Member of the Jharkhand Legislative Assembly
- In office (2014–2019)
- Constituency: Jharia (Vidhan Sabha constituency)

Personal details
- Born: 5 February 1986 Sindri (Dhanbad), Jharkhand
- Party: Independent(2026-present) Bharatiya Janata Party (2014-2026)
- Spouse: Ragini Singh
- Parent(s): Suryadeo Singh (Father) Kunti Singh (Mother)

= Sanjeev Singh =

Indian politician

Sanjeev Suryadeo Singh (born 1986) is an Indian politician from Jharkhand. He is an elected member of the Jharkhand Legislative Assembly representing the Bharatiya Janata Party. He won the 2014 Jharkhand Legislative Assembly election from the Jharia constituency in Dhanbad district.

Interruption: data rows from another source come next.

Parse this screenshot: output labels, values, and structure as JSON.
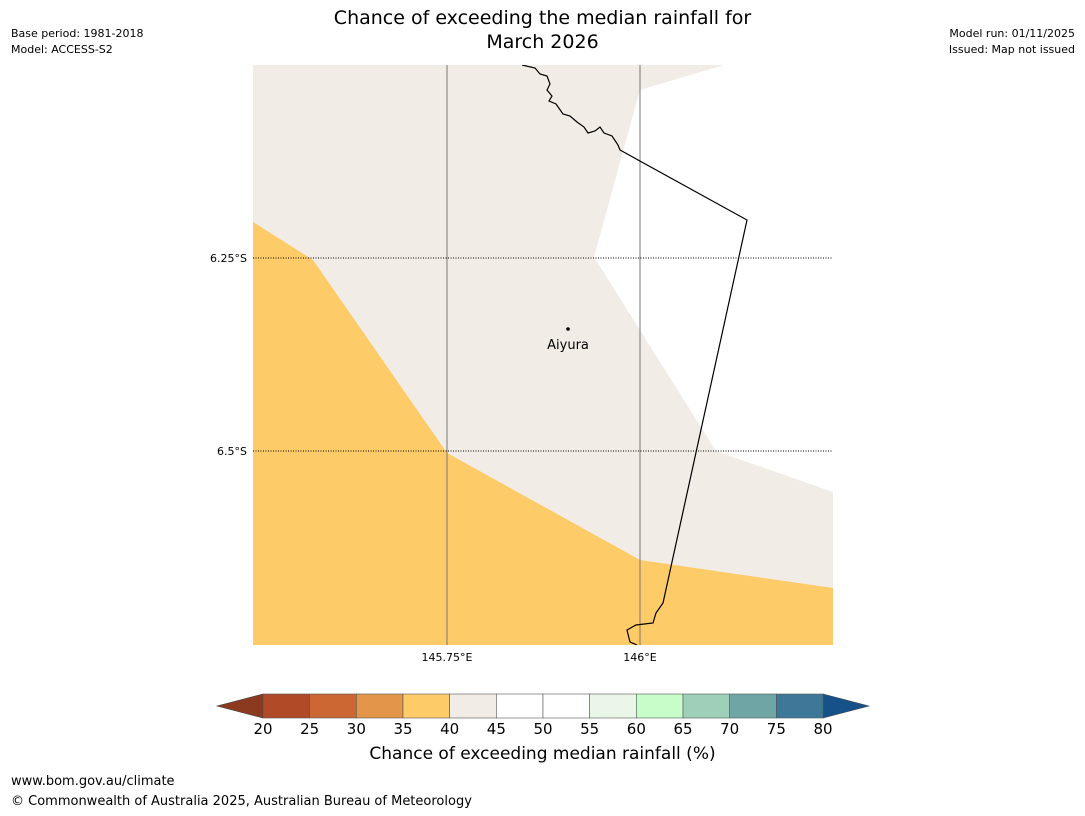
{
  "header": {
    "title_line1": "Chance of exceeding the median rainfall for",
    "title_line2": "March 2026",
    "base_period": "Base period: 1981-2018",
    "model": "Model: ACCESS-S2",
    "model_run": "Model run: 01/11/2025",
    "issued": "Issued: Map not issued"
  },
  "map": {
    "lat_labels": [
      "6.25°S",
      "6.5°S"
    ],
    "lon_labels": [
      "145.75°E",
      "146°E"
    ],
    "place_name": "Aiyura",
    "zones": [
      {
        "name": "35-40",
        "color": "#fdcb67"
      },
      {
        "name": "40-45",
        "color": "#f1ece6"
      },
      {
        "name": "45-55",
        "color": "#ffffff"
      }
    ]
  },
  "colorbar": {
    "ticks": [
      "20",
      "25",
      "30",
      "35",
      "40",
      "45",
      "50",
      "55",
      "60",
      "65",
      "70",
      "75",
      "80"
    ],
    "low_extend_color": "#8b3a20",
    "high_extend_color": "#17518a",
    "colors": [
      "#b04a27",
      "#cc6633",
      "#e39649",
      "#fdcb67",
      "#f1ece6",
      "#ffffff",
      "#ffffff",
      "#eaf7e8",
      "#c7fdc8",
      "#9ecfb9",
      "#6fa5a4",
      "#3e7899"
    ],
    "caption": "Chance of exceeding median rainfall (%)"
  },
  "footer": {
    "url": "www.bom.gov.au/climate",
    "copyright": "© Commonwealth of Australia 2025, Australian Bureau of Meteorology"
  }
}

== Early life and education ==
Singh is from Sindri, Dhanbad district, Jharkhand. candidate. He passed Class 10 and later studied intermediate at Acharya JB Kirpalani Inter Collage, Jamalpur Balbia and passed the Madhyamik Shiksha Parishad, U.P. in 2000. He married Ragini Singh, who entered politics after he was accused of the alleged murder of his cousin Neeraj Singh. In the 2019 Assembly election his wife, Ragini Singh, lost to Purnima Neeraj Singh, widow of the late Neeraj Singh. His late father, Suryadeo Singh, was an Indian National Congress leader. Singh is the leader of the Janta Mazdoor Sangh which is affiliated with the Hind Mazdoor Sabha. It is a trade union in Dhanbad and in the Bharat Coking Coal Limited.

== Career ==
Singh won from Jharia Assembly constituency representing the Bharatiya Janata Party in the 2014 Jharkhand Legislative Assembly election. He polled 74,062 votes and defeated his nearest rival, Niraj Singh of the Indian National Congress, by a margin of 33,692 votes.

== Controversy ==
On 11 April 2017, Sanjeev Singh, was accused of the murder of his cousin Neeraj Singh, an Indian National Congress leader, and three others in a shootout in Dhanbad. All charges have been dropped and he is acquitted with honour. The incident apparently had taken place within jurisdiction of the Saraidhela Police Station, Dhanbad.